Longer term we see Belarus and perhaps Kazakhstan as ideological battlegrounds and flashpoints of the future. Already in both nations there are rumblings of discontent from among the people. Already their authoritarian, pro-Kremlin regimes have cracked down brutally. This pattern played out in Ukraine, and we know that story. Economically, Russia will be considerably weakened by events in Ukraine and both the US and its European friends will likely work to keep it that way. Europe cannot wean itself off Russian oil & gas instantly, no, but it can determinedly and steadily reduce its demand from Russia through development of domestic plays (such as the North Sea), efficiency gains, development of domestic renewable sources, and imports from markets elsewhere. As it does so, Russia’s energy revenues, which account for a considerable proportion of GDP, will fall and fall. Yes, it could find customers elsewhere, perhaps, but the existing pipeline infrastructure for taking its produce East into China is already at capacity, the key export terminal at Novorossiysk is also used to export Kazakh products and suffers from the constriction of the Bosphorus mentioned above, and its northern ports freeze shut for several months each year. Most of Russia’s investment in energy export infrastructure in the last 20 years has been focussed on supplying Europe, so now it seems, with this giant miscalculation, that was all money wasted. Expect some efforts to construct new capacity to export East to the likes of China and India, but it will be a thin tightrope for Russia to walk – squeezing the shrinking revenues from Europe to build pipelines, hoping the money doesn’t run out before completion, all the while hoping Eastern demand meets Europe’s.

Conclusion

We were blunt about the chaotic withdrawal from Afghanistan being a geopolitical misstep, a blunder, and it was.
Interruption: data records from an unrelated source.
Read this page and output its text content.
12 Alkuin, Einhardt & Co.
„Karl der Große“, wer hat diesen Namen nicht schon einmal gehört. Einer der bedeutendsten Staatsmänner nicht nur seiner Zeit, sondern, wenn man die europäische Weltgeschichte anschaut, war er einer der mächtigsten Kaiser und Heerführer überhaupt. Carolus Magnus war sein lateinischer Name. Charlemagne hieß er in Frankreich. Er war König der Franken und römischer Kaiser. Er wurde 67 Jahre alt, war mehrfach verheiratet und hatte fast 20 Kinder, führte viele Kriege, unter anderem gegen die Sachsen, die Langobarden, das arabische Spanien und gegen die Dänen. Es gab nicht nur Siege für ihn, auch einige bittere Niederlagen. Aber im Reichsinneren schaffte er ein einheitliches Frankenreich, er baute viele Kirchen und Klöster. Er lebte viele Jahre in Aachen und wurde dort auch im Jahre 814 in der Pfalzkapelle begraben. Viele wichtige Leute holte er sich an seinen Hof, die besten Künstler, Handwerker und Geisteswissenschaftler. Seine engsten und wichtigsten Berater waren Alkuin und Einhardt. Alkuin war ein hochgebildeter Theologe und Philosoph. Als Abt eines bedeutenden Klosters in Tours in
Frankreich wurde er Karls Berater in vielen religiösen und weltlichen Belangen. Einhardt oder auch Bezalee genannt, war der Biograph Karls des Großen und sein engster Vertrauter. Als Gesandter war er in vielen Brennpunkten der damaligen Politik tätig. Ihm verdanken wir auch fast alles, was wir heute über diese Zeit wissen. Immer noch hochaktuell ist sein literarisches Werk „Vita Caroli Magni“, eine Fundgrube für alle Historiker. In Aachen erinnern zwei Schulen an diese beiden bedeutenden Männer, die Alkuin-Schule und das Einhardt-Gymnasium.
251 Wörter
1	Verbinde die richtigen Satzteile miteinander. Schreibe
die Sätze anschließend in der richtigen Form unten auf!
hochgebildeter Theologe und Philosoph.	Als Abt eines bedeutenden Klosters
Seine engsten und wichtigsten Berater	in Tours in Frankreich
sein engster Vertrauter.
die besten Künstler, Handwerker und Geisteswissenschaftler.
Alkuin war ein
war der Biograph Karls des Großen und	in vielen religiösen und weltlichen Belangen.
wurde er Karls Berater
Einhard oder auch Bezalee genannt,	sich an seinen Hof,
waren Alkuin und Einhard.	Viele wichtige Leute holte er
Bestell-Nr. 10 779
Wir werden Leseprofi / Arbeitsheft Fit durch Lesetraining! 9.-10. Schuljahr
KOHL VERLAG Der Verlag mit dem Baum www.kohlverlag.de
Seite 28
Now, taken in the context of the shift from GWOT to Indo-Pacific Tilt, it seems more digestible yes, but even that miscalculation pales in comparison to that of President Putin and his invasion of Ukraine. Russia will wear the scars of this for many years, whilst Ukraine will reap countless benefits economically and politically. NATO, the EU, Eastern and Central Europe, the energy security of the Western world, and to some extent the energy transition, will all receive a boost whether through political unity and shared resolve, or economic dividends. Yes, in the interim, continued high oil prices will drive post-pandemic inflation and likely a recession, but like the current geopolitical situation, in truth it was not Russia’s invasion that was the foundation of those rises but instead the constricted supply of capital available for O&G investment thanks to ESG initiatives, twinned with a prudent reduction in investment during the pandemic when oil demand was lower. In time, perhaps in 24 months at the earliest, with renewed investment in O&G and the cessation of hostilities in Ukraine, we can hope to emerge from a brief recession with Eastern Europe buoyant from post-war investment.

 

One note of caution, though. Russia, and specifically its military, will learn from Ukraine and learn well. Until now they had never truly faced NATO doctrines in a conventional battle or war. In Russia’s next conflict we will witness a new military altogether, and that should be a real cause for concern.